Visual artists are increasingly creating digital artwork, which may never have a physical presence. Digital files, however, can be replicated and distributed without the artists’ consent. By registering their work on the blockchain, artists can establish proof of ownership and therefore a secondary market. Some are even using blockchain technology itself as a canvas. In February 2018, artist Kevin Abosch sold Forever Rose to a collective of investors for cryptocurrency valued at $1 million. Each buyer received one-tenth of a virtual rose – effectively a string of code – as a token on the blockchain, which they can keep, sell or give away.

Forgeries are still rampant in the art world. Collectors worried about the authenticity of a purchase can use the blockchain to track its ownership history. Several startups, including Codex and Verisart, offer artists, collectors and galleries registration and certification services. When a piece is registered, details of its physical characteristics and history are stored in a time-stamped entry on the blockchain that can be verified. “I think of [the blockchain] like LinkedIn,” says Verisart Co-Founder and CEO Robert Norton. “A single unverified claim might look suspicious but one that other issuers can endorse can hold more value and credence.”

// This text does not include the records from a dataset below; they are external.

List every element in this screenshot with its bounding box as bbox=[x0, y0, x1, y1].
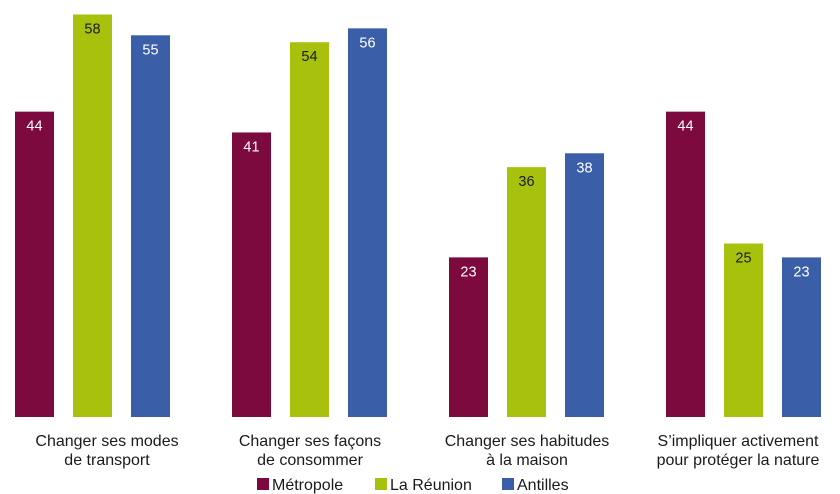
legend-swatch bbox=[502, 478, 514, 490]
category-label: S’impliquer activement bbox=[658, 433, 820, 450]
bar-3-1 bbox=[449, 257, 488, 417]
bar-4-1 bbox=[666, 111, 705, 417]
bar-value-label: 36 bbox=[518, 174, 534, 190]
bar-labels-layer: 44 58 55 41 54 56 23 36 38 44 25 23 bbox=[26, 21, 809, 280]
bars-layer bbox=[15, 14, 821, 418]
bar-value-label: 38 bbox=[576, 160, 592, 176]
legend-swatch bbox=[257, 478, 269, 490]
category-label: de transport bbox=[64, 452, 150, 469]
bar-2-1 bbox=[232, 132, 271, 417]
bar-4-3 bbox=[782, 257, 821, 417]
bar-4-2 bbox=[724, 243, 763, 417]
bar-value-label: 56 bbox=[359, 35, 375, 51]
bar-1-3 bbox=[131, 35, 170, 418]
bar-value-label: 44 bbox=[26, 119, 42, 135]
bar-value-label: 44 bbox=[677, 119, 693, 135]
legend-label: La Réunion bbox=[390, 477, 472, 494]
bar-value-label: 23 bbox=[793, 264, 809, 280]
bar-2-3 bbox=[348, 28, 387, 418]
bar-value-label: 23 bbox=[460, 264, 476, 280]
bar-value-label: 58 bbox=[84, 21, 100, 37]
bar-value-label: 41 bbox=[243, 139, 259, 155]
bar-3-2 bbox=[507, 167, 546, 417]
category-label: Changer ses habitudes bbox=[445, 433, 610, 450]
bar-value-label: 25 bbox=[735, 251, 751, 267]
category-label: à la maison bbox=[486, 452, 568, 469]
bar-2-2 bbox=[290, 42, 329, 418]
category-labels-layer: Changer ses modes de transport Changer ses… bbox=[35, 433, 819, 469]
legend-label: Métropole bbox=[272, 477, 343, 494]
category-label: Changer ses façons bbox=[239, 433, 381, 450]
category-label: de consommer bbox=[257, 452, 363, 469]
legend-swatch bbox=[375, 478, 387, 490]
category-label: Changer ses modes bbox=[35, 433, 178, 450]
legend-label: Antilles bbox=[517, 477, 569, 494]
bar-1-2 bbox=[73, 14, 112, 417]
bar-1-1 bbox=[15, 111, 54, 417]
bar-3-3 bbox=[565, 153, 604, 417]
bar-value-label: 55 bbox=[142, 42, 158, 58]
legend: Métropole La Réunion Antilles bbox=[257, 477, 569, 494]
bar-value-label: 54 bbox=[301, 49, 317, 65]
category-label: pour protéger la nature bbox=[657, 452, 820, 469]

Singapore-headquartered firm Maecenas is using blockchain-based cryptocurrency to sell shares of artwork. In June 2018, the company partnered with the gallery Dadiani Syndicate for its first sale, offering a 31.5% stake in Andy Warhol’s 14 Small Electric Chairs, valued at $5.6 million. “We’re not selling art, we’re selling a financial product,” says Kim Randall-Stevens, Maecenas’s Director of Acquisitions and Sales. “Eventually, anyone who wants to liquidate a fraction of their artwork will be able to do it.” In the coming months, the company will roll out a blockchain-based platform for trading such shares.

Christie’s piloted a blockchain-based encryption and registration service at the November 2018 auction of the Barney A. Ebs­worth Collection in New York. The auction house worked with art registry service Artory to create a digital certificate for pieces in the estimated $300 million sale (which included work by Edward Hopper and Georgia O’Keeffe). The certificate records a description of the work and price, and tracks its provenance as it gets bought or sold. Richard Entrup, Global Chief Information Officer at Christie’s, says that the benefits of the blockchain include “increased transparency and long-term data security for relevant information about the artworks.”

How blockchain technology keeps art ownership transparent
1. An artist creates a new piece, or a collector or gallery makes a sale, and certifies it with a token on a blockchain.
2. When the artwork is purchased from the artist, the token transfers to the buyer.
3. Each time the piece is resold, the token transfers with it.
4. The token transactions are stored publicly on a distributed ledger that anyone can edit or access, so buyers and sellers can easily track the entire history of ownership. If the token doesn’t originate with the artist’s crypto wallet, or with a well-known gallery or investor, its provenance could be called Into question.